Once the politics are resolved, maybe we'll get rid of Preacher Anna? No, she shows up at the Big Dumb Object for no reason (which is where she comes in in the books), and preaches about how "There are things in the Universe much bigger than we are", but none of them are her god, so it's utterly pointless. The military characters try to ship her off with the other civilians, and she finds a way to stay just to annoy me.

I'm impressed that there's two full-on mutinies and lunatic captains shooting their own people rather than the "enemy". In real navies you don't get that kind of action too often, because nobody that insane is ever given control of a multi-billion-dollar vessel. Actual military people at upper ranks tend to be selected for calmness and sucking up to hierarchy, any rebellion is beaten out of them when they're cadets, but here we get a traitor and an actual space pirate deciding who walks the plank.
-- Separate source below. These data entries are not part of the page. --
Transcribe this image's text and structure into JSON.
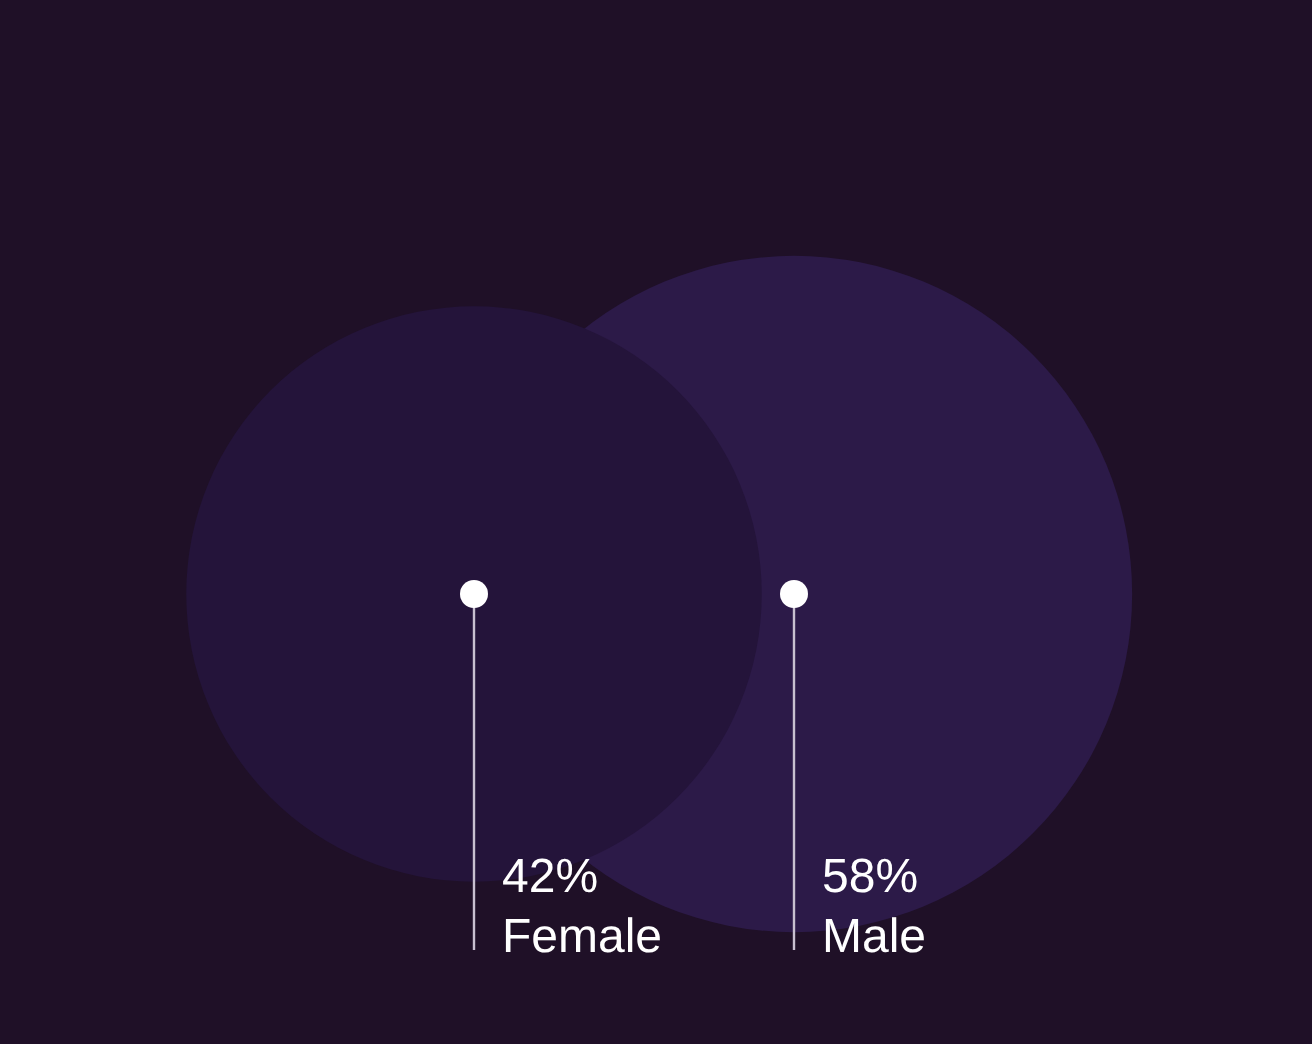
{
  "chart_data": {
    "type": "other",
    "categories": [
      "Female",
      "Male"
    ],
    "values": [
      42,
      58
    ],
    "value_labels": [
      "42%",
      "58%"
    ],
    "colors": [
      "#24143a",
      "#2c1a48"
    ]
  }
}
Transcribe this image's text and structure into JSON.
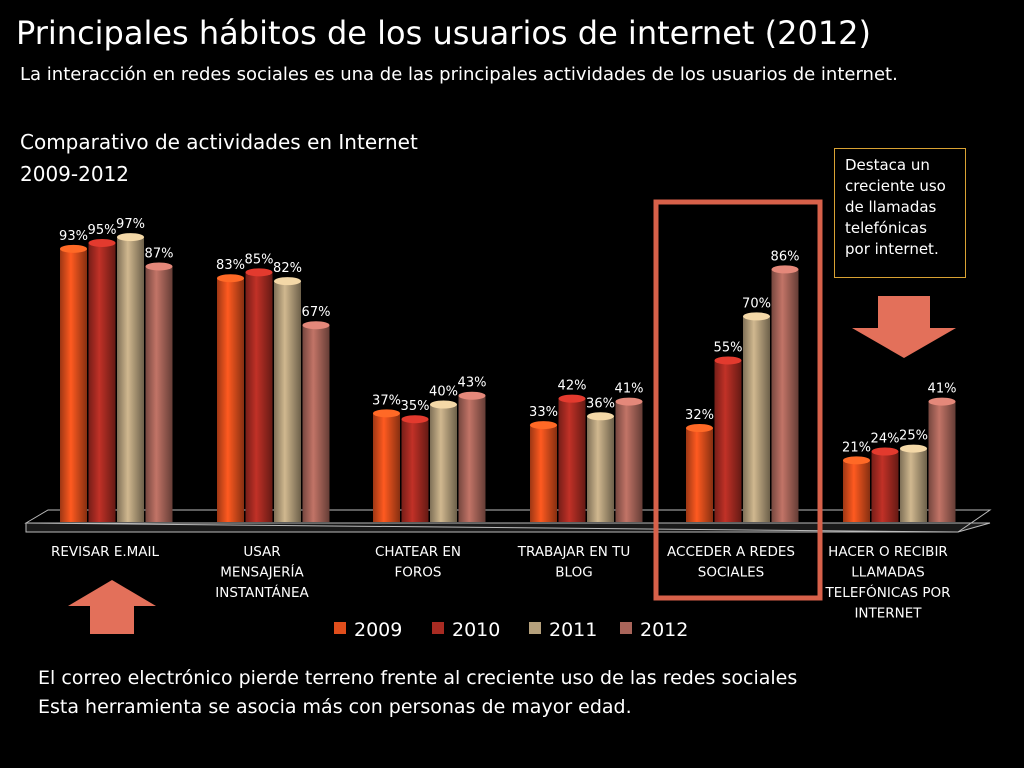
{
  "title": "Principales hábitos de los usuarios de internet (2012)",
  "subtitle": "La interacción en redes sociales es una de las principales actividades de los usuarios de internet.",
  "chart_heading": [
    "Comparativo de actividades en Internet",
    "2009-2012"
  ],
  "callout": [
    "Destaca un",
    "creciente uso",
    "de llamadas",
    "telefónicas",
    "por internet."
  ],
  "footer": [
    "El correo electrónico pierde terreno frente al creciente uso de las redes sociales",
    "Esta herramienta se asocia más con personas de mayor edad."
  ],
  "colors": {
    "s2009": "#e04e1c",
    "s2010": "#a82b22",
    "s2011": "#b5a07c",
    "s2012": "#a9655a",
    "highlight": "#d7614a",
    "arrow": "#e3705a",
    "callout_border": "#d9a233"
  },
  "chart_data": {
    "type": "bar",
    "categories": [
      [
        "REVISAR E.MAIL"
      ],
      [
        "USAR",
        "MENSAJERÍA",
        "INSTANTÁNEA"
      ],
      [
        "CHATEAR EN",
        "FOROS"
      ],
      [
        "TRABAJAR EN TU",
        "BLOG"
      ],
      [
        "ACCEDER A REDES",
        "SOCIALES"
      ],
      [
        "HACER O RECIBIR",
        "LLAMADAS",
        "TELEFÓNICAS POR",
        "INTERNET"
      ]
    ],
    "series": [
      {
        "name": "2009",
        "values": [
          93,
          83,
          37,
          33,
          32,
          21
        ],
        "labels": [
          "93%",
          "83%",
          "37%",
          "33%",
          "32%",
          "21%"
        ]
      },
      {
        "name": "2010",
        "values": [
          95,
          85,
          35,
          42,
          55,
          24
        ],
        "labels": [
          "95%",
          "85%",
          "35%",
          "42%",
          "55%",
          "24%"
        ]
      },
      {
        "name": "2011",
        "values": [
          97,
          82,
          40,
          36,
          70,
          25
        ],
        "labels": [
          "97%",
          "82%",
          "40%",
          "36%",
          "70%",
          "25%"
        ]
      },
      {
        "name": "2012",
        "values": [
          87,
          67,
          43,
          41,
          86,
          41
        ],
        "labels": [
          "87%",
          "67%",
          "43%",
          "41%",
          "86%",
          "41%"
        ]
      }
    ],
    "ylim": [
      0,
      100
    ],
    "grid": false,
    "legend": "bottom",
    "highlighted_category": "ACCEDER A REDES SOCIALES"
  }
}
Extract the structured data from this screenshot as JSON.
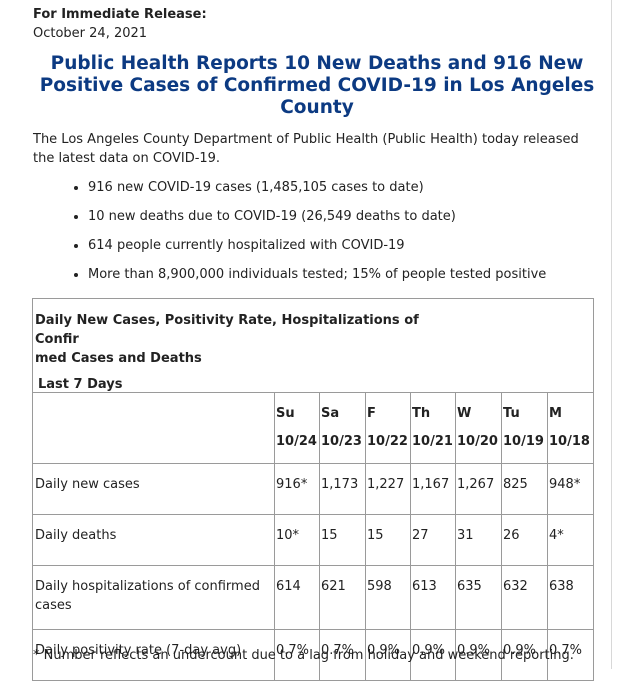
{
  "release_label": "For Immediate Release:",
  "release_date": "October 24, 2021",
  "headline": "Public Health Reports 10 New Deaths and 916 New Positive Cases of Confirmed COVID-19 in Los Angeles County",
  "intro": "The Los Angeles County Department of Public Health (Public Health) today released the latest data on COVID-19.",
  "bullets": [
    "916 new COVID-19 cases (1,485,105 cases to date)",
    "10 new deaths due to COVID-19 (26,549 deaths to date)",
    "614 people currently hospitalized with COVID-19",
    "More than 8,900,000 individuals tested; 15% of people tested positive"
  ],
  "table": {
    "title_line1": "Daily New Cases, Positivity Rate, Hospitalizations of Confir",
    "title_line2": "med Cases and Deaths",
    "subtitle": "Last 7 Days",
    "days": [
      "Su",
      "Sa",
      "F",
      "Th",
      "W",
      "Tu",
      "M"
    ],
    "dates": [
      "10/24",
      "10/23",
      "10/22",
      "10/21",
      "10/20",
      "10/19",
      "10/18"
    ],
    "rows": [
      {
        "label": "Daily new cases",
        "values": [
          "916*",
          "1,173",
          "1,227",
          "1,167",
          "1,267",
          "825",
          "948*"
        ]
      },
      {
        "label": "Daily deaths",
        "values": [
          "10*",
          "15",
          "15",
          "27",
          "31",
          "26",
          "4*"
        ]
      },
      {
        "label": "Daily hospitalizations of confirmed cases",
        "values": [
          "614",
          "621",
          "598",
          "613",
          "635",
          "632",
          "638"
        ]
      },
      {
        "label": "Daily positivity rate (7-day avg)",
        "values": [
          "0.7%",
          "0.7%",
          "0.9%",
          "0.9%",
          "0.9%",
          "0.9%",
          "0.7%"
        ]
      }
    ]
  },
  "footnote": "* Number reflects an undercount due to a lag from holiday and weekend reporting.",
  "colors": {
    "headline": "#0c3a82",
    "border": "#9a9a9a"
  }
}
Bobby Draper is still very cute, and keeps showing what dicks the Martians are. Earth people are assholes with no redeeming traits, Belters are piratical but generally fun, but the Martians are like the Mitchell & Webb Nazi sketch, but none of them realize they're the baddies.

Finally a dumbass Belter, a girl hopped up on drugs screaming for "vengeance", two annoying paparazzi, James "What the Fuck Have You Done Now" Holden, and a hallucination of Joe Miller's Stupid Hat turn on the Big Dumb Object and go have the magic space opera part of this season. Most of this doesn't make a whole lot of sense, physics-wise or in Human psychology. But it turns on the Plot Device so they can go explore 1300 star systems next season.

★★★☆☆ but I fast-forwarded over a lot of Preacher Anna's preachin', I'd probably give it ★☆☆☆☆ if I had to sit thru all of it.